“There is nowhere else I want you to be right now than here with me,” he cut in, his words coming hard and fast. “I promise you that. But I couldn’t live with myself if I didn’t at least try to be an honorable man. And you’ve got to admit that I may not be the best person to be with right now.”
The validity of his claim was sound. I couldn’t argue, nor did I want to. Kale wasn’t the bad guy here. Neither was Arys really. It was merely my own inability to function in reality, sober of any dark desires.
“If I wasn’t here with you, I’d be out there. Alone.” It was a statement of fact. I wasn’t going to argue. Kale was right. He wasn’t in a good place mentally. Perhaps he never had been.
“You and me don’t exactly bring out the best in each other, huh?” A wry grin brightened up Kale’s face.
It was hard to share his amusement. A grim nod and some sarcasm was the best I could do. “We always did make a good team.”

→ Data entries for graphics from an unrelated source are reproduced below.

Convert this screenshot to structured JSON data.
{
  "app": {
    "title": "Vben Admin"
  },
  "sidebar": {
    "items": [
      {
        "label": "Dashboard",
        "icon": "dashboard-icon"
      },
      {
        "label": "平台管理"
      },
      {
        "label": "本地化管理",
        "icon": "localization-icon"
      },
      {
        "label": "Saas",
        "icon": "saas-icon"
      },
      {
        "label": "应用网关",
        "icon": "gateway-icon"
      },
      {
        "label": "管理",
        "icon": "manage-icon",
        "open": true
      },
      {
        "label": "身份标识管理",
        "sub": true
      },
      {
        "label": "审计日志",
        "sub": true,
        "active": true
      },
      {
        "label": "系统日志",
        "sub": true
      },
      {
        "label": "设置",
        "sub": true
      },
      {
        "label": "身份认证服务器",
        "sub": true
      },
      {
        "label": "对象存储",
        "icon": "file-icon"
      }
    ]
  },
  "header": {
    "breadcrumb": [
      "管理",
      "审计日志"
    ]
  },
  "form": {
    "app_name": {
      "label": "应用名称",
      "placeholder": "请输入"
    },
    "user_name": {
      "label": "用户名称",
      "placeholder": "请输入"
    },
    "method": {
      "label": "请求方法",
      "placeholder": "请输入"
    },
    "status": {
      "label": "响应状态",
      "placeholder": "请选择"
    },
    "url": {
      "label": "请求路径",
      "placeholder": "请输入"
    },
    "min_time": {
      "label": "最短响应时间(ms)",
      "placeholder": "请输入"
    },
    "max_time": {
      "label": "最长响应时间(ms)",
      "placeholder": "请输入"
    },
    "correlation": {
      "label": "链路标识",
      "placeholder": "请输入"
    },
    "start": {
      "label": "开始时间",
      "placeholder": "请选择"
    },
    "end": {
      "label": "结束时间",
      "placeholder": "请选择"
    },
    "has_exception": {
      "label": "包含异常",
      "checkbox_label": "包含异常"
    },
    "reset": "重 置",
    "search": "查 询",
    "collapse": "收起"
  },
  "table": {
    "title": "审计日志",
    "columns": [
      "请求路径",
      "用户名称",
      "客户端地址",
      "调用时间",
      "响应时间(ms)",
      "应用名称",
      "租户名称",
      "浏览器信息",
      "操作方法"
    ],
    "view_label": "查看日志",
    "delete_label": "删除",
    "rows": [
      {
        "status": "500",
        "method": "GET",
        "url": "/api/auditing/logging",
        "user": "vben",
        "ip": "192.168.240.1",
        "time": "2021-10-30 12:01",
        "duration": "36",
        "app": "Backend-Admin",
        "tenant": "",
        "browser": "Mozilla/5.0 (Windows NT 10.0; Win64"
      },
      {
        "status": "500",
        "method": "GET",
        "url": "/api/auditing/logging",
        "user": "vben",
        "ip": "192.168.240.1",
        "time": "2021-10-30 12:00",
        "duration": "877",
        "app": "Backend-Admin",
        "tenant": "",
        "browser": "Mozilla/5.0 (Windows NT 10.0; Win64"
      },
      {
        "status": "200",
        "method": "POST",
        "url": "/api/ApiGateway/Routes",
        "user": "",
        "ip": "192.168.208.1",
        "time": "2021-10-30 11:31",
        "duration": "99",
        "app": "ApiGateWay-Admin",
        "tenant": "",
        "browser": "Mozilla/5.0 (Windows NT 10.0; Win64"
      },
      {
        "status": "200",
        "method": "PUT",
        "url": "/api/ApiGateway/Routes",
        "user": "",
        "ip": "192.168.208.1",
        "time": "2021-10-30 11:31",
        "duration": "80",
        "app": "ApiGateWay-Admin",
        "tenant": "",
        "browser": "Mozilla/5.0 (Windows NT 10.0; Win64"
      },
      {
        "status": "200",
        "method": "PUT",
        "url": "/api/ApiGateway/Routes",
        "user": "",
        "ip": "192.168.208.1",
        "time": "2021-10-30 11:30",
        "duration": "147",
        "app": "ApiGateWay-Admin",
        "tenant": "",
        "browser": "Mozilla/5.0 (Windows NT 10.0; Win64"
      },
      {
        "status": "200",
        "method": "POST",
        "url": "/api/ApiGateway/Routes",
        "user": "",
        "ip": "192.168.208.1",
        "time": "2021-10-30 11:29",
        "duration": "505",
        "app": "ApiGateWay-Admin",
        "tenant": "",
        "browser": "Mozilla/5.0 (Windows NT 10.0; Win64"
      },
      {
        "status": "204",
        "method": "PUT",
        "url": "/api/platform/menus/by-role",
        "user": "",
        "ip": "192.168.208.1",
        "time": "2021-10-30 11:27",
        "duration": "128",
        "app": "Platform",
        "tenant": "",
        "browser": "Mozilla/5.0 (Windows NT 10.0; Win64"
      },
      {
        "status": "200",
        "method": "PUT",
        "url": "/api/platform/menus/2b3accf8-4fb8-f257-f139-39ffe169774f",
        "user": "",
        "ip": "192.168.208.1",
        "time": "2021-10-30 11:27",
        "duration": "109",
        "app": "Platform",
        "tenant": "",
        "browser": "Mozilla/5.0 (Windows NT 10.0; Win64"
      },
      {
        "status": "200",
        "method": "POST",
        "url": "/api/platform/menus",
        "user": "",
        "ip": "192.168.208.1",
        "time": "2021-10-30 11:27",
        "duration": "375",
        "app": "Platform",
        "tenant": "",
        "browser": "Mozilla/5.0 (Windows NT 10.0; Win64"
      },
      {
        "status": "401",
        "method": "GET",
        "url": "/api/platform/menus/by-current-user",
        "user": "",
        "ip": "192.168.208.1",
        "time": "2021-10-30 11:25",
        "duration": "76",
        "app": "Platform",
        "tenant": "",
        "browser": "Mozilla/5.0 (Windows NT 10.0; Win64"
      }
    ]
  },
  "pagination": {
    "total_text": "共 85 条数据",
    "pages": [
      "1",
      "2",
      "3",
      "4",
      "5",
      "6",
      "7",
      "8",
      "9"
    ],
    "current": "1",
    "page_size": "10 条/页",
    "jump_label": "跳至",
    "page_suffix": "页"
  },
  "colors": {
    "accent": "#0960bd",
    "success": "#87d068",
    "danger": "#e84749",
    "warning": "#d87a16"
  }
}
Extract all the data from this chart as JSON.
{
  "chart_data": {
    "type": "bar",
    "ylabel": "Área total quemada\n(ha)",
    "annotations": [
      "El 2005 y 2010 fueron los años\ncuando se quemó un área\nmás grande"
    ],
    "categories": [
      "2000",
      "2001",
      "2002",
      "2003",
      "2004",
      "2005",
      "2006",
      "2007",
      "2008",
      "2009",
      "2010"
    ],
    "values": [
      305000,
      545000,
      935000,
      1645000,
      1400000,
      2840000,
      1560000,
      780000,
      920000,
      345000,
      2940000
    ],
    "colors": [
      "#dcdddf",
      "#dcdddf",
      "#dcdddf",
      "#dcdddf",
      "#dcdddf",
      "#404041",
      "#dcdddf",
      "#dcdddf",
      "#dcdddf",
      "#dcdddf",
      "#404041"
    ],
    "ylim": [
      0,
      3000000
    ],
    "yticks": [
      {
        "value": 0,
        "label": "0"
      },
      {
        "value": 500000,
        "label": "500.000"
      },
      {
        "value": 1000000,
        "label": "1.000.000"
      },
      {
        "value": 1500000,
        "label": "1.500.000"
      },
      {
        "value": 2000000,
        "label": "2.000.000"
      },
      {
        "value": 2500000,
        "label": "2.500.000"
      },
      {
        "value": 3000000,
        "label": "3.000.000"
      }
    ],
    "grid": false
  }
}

My hands shook, and I tried to hide them by putting my knees up and huddling in the corner of the couch. It was hard to stay grounded with so much power thrumming through me. I felt it all the time now, even when I wasn’t tapping it.
Kale watched me hide the evidence of my lack of control. “I thought you were powerful before. But now?” He shook his head. “Shit, it’s impressive. How does it feel?”
We’d discussed this before, lightly. He was always careful not to pry too much. It wasn’t easy for me to talk about when I was in a mood like this.
“It feels like I’ve been drinking espresso non-stop. Only the jitters will never stop. And I won’t ever drink coffee again.” I frowned. That was one thing I would miss very much, but vampires were beyond mortal function. There would be no coffee in my future. “How does it feel to you?”
He knew what I meant. I’d put off asking this question, certain that I already knew the answer. Still, I needed his confirmation.
So much had changed upon my death. If my link to Kale had changed too, it was best to find out now. A release from me was what he’d always wanted. If my death had somehow released him from the hold I had on him, then maybe we could move past the horrible promise he’d made me.
“You don’t know? I figured it was obvious.” Kale turned back to the TV and rubbed a hand over his face. His reluctance to face me was telling. “Nothing changed. Not even when you were dead.”
I didn’t understand. If not even my death had given him a brief reprieve, then what did that mean? “Then the only way you’ll be free of me is if…”
“If I’m the one who’s dead? Maybe. Maybe not even then.” Kale fidgeted with the remote in his hand, doing his best to look at anything except me. “Things have changed. Your heartbeat doesn’t thunder in my head anymore. And your blood no longer calls my name with the same intensity. But I feel you deeper than I ever did. And I still want you in every way.”
“Kale.” I needed to peer into him. To search him for that spark.
He turned back to me with great reluctance. I was an idiot to have hoped anything would have changed. Of course I already knew that it hadn’t. He had carried me away from the sun and killed at my side every night since. That was love, but it was also more than that. My hold over him was stronger than ever.
“I’m sorry,” I said, knowing that it wasn’t good enough but that it was all I had.
“Don’t be. I don’t want to punish you anymore for this. I’ve done enough of that.”
I laughed then. It was bitter, and the timing was wrong. The emotional shifts and mood swings were unpredictable. So I cackled like the mad woman that I was while Kale sat there looking uncertain.
Finally the well of laughter dried up. “It’s really not funny. But if I don’t laugh, I’ll cry. Or worse.”
The couch creaked as Kale slid across to the cushion next to me. I tensed. When he reached for my hand, I expected my heart to race. I was still surprised when it didn’t. My heart wasn’t still, but its beat was so subtle, so slow, that it was almost imperceptible. It was an illusion that a vampire’s heart didn’t beat. It did but just barely.
A rush of nervous energy still flooded me though, as it had when my pulse still pounded for Kale. Though my reaction to him was nowhere close to human, it was just as strong, if not more so.
“Alexa,” he said, giving my hand a squeeze. “I forgive you.”
“Kale, no. You don’t have to let me off so easy. I was unfair to you.”
My senses were vastly stronger. His hand was warm in mine, almost hot from our night of mayhem. Running my finger over the back of his hand, I was aware of every groove of the tiny lines decorating his knuckles. The smoothness of his skin gave me a sinful longing to feel his hands on my body.
“What I did to you was so much worse.” His voice grew husky. So much regret lingered in his eyes. “Can we stop punishing each other? Please.”
My voice caught as I tried to speak. Emotion choked me. Tears threatened, but I was through crying, for tonight anyway. So I fought them back and merely nodded.